The Panwar Rajputs of this region trace their ancestry to Rohtas Singh Panwar, who is associated with the early foundation of Rohtak. The historical name of the area has been linked to Rohtas (Rohtash), and the settlement has been referred to as Rohtasgarh in historical accounts. Over time, descendants of this lineage established multiple settlements across present-day Rohtak and adjoining districts.

Historically, the Panwar Rajputs in this region held significant landholdings and were prominent in agriculture. During the British colonial period, several members of the community served as Zaildar, reflecting their role in local administration and revenue systems.

Nindana was founded by Neem Singh Panwar, and the village derives its name from him. It developed within the established network of Panwar Rajput settlements in the region, maintaining strong kinship ties and shared customs.

== Pre-independence ==
Before the independence of India in 1947, the Rohtak region had a significant population of Muslim Rajputs, commonly known as Ranghar. The Ranghar community formed an integral part of the agrarian society of Haryana and adjoining areas.

Ranghar Rajputs were traditionally engaged in agriculture, and many also served in military units such as Skinner's Horse during the colonial period. The term Ranghar has historically been used to denote Rajputs of the region who followed Islam, while retaining clan identities such as Panwar, Chauhan, Bhatti, and Tanwar.

Following the Partition of India in 1947, many Muslim Rajput families migrated to Pakistan, resulting in significant demographic changes in the region.

== Communities ==
The Panwar (Parmar) Rajputs form the principal community in Nindana and have historically been associated with landownership and agriculture. They are part of a wider network of Panwar Rajput villages in the Rohtak region, linked through traditional khap structures.
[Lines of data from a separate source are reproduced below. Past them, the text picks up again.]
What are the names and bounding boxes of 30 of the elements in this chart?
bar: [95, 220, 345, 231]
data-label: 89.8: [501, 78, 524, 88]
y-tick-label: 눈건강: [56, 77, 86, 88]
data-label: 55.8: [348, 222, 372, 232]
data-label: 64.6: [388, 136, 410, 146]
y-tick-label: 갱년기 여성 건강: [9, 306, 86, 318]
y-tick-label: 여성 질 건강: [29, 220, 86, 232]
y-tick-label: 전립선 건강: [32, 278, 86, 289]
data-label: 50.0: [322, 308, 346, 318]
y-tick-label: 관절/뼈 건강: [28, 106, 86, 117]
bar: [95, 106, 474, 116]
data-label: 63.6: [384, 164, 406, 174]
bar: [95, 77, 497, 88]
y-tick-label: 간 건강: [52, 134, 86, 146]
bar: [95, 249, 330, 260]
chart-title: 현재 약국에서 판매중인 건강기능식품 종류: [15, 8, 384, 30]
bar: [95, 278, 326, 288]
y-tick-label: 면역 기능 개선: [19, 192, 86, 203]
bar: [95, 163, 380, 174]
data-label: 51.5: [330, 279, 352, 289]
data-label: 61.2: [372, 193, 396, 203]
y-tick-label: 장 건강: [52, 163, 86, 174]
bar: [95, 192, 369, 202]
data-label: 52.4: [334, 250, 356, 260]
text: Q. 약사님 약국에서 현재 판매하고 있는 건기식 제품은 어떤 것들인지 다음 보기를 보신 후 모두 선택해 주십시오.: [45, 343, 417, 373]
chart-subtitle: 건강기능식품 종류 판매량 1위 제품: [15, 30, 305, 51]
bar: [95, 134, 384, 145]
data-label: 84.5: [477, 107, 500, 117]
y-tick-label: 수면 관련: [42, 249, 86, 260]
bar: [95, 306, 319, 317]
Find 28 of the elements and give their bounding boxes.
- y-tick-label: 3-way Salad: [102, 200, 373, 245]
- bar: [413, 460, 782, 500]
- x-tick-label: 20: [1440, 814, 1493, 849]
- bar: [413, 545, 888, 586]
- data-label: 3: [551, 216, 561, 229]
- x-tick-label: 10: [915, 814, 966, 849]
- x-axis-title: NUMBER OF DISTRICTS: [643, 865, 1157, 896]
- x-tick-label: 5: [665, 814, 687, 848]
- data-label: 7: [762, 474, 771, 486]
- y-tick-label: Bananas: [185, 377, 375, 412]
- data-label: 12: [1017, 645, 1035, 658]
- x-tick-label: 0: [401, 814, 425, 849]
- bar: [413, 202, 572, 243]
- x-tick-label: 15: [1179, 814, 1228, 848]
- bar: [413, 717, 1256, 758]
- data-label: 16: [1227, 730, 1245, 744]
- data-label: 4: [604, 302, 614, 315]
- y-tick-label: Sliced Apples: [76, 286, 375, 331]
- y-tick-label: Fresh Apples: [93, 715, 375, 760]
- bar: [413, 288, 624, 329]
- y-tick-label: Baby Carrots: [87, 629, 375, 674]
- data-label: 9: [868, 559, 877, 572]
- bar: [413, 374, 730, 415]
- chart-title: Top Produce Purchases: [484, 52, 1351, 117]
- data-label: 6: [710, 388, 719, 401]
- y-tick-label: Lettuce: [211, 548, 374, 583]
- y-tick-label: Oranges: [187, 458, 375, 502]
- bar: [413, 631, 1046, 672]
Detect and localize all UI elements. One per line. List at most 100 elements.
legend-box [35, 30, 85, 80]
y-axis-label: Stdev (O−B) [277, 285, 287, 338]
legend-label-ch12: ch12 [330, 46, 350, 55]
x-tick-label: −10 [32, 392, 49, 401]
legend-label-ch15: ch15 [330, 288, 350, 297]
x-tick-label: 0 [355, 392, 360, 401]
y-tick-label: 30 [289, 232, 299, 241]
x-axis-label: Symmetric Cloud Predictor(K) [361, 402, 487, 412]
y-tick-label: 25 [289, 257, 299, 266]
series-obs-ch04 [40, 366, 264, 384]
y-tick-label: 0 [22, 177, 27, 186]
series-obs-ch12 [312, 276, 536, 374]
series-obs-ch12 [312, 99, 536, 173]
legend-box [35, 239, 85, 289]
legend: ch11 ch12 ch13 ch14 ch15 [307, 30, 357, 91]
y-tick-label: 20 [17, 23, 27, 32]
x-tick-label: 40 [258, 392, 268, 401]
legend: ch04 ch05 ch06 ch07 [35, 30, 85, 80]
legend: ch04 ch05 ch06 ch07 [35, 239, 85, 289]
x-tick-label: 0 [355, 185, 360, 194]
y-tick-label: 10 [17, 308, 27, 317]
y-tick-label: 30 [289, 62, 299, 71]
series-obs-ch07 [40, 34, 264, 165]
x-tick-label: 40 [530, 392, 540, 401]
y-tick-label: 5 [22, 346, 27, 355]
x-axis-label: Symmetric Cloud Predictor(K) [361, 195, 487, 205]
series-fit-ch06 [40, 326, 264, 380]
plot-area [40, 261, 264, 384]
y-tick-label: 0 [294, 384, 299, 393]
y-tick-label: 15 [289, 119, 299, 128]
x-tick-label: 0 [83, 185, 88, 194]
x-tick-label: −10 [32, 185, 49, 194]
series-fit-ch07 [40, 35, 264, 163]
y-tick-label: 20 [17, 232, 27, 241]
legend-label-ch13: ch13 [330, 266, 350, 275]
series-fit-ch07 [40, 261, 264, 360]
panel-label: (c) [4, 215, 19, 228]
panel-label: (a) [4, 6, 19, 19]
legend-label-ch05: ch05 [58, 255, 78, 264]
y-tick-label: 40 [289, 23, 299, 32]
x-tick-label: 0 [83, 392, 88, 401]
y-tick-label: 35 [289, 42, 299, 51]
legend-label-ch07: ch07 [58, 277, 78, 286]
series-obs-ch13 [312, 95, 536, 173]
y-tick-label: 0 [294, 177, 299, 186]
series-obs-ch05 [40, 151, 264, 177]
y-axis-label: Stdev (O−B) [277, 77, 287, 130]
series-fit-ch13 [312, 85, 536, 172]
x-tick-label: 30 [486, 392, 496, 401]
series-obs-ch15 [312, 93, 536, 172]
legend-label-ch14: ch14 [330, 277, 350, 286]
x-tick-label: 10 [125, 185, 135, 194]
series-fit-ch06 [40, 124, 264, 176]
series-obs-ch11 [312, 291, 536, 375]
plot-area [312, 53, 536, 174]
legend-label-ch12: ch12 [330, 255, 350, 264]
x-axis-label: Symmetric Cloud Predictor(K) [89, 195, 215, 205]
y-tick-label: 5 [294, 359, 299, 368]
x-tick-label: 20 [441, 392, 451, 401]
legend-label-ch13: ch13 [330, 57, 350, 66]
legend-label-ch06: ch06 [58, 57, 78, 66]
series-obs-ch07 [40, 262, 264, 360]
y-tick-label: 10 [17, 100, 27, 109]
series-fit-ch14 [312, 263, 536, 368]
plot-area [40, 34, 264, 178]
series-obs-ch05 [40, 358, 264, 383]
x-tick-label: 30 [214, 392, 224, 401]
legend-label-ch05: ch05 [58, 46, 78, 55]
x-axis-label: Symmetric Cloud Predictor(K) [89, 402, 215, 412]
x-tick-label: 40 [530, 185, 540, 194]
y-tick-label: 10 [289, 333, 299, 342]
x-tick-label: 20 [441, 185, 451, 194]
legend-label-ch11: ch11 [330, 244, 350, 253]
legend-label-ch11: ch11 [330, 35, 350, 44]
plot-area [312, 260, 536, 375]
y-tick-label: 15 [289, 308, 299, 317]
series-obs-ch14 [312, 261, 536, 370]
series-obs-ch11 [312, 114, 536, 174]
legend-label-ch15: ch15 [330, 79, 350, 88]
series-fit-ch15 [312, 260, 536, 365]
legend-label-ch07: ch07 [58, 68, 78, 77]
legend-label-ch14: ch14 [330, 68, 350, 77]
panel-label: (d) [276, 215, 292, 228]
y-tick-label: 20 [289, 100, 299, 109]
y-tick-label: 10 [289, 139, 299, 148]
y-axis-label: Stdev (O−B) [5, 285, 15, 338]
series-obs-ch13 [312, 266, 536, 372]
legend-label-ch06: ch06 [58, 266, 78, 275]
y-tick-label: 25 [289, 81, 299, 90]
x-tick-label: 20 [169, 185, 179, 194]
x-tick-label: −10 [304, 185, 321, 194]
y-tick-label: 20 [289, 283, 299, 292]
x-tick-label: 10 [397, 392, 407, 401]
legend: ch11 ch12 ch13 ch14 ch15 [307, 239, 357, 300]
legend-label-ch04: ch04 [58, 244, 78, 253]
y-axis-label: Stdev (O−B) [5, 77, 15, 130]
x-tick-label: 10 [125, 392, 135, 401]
At present, Hindu Panwar Rajputs constitute the majority population of the village, alongside some populations of Brahmins and other communities.

The Rohtak district has historically been characterized by an agrarian social structure in which communities such as Rajputs, Brahmins and others have contributed to the local economy and culture.

Nindana continues to reflect this agrarian background, with agriculture remaining the primary occupation, along with increasing participation in education, government services, and other professions.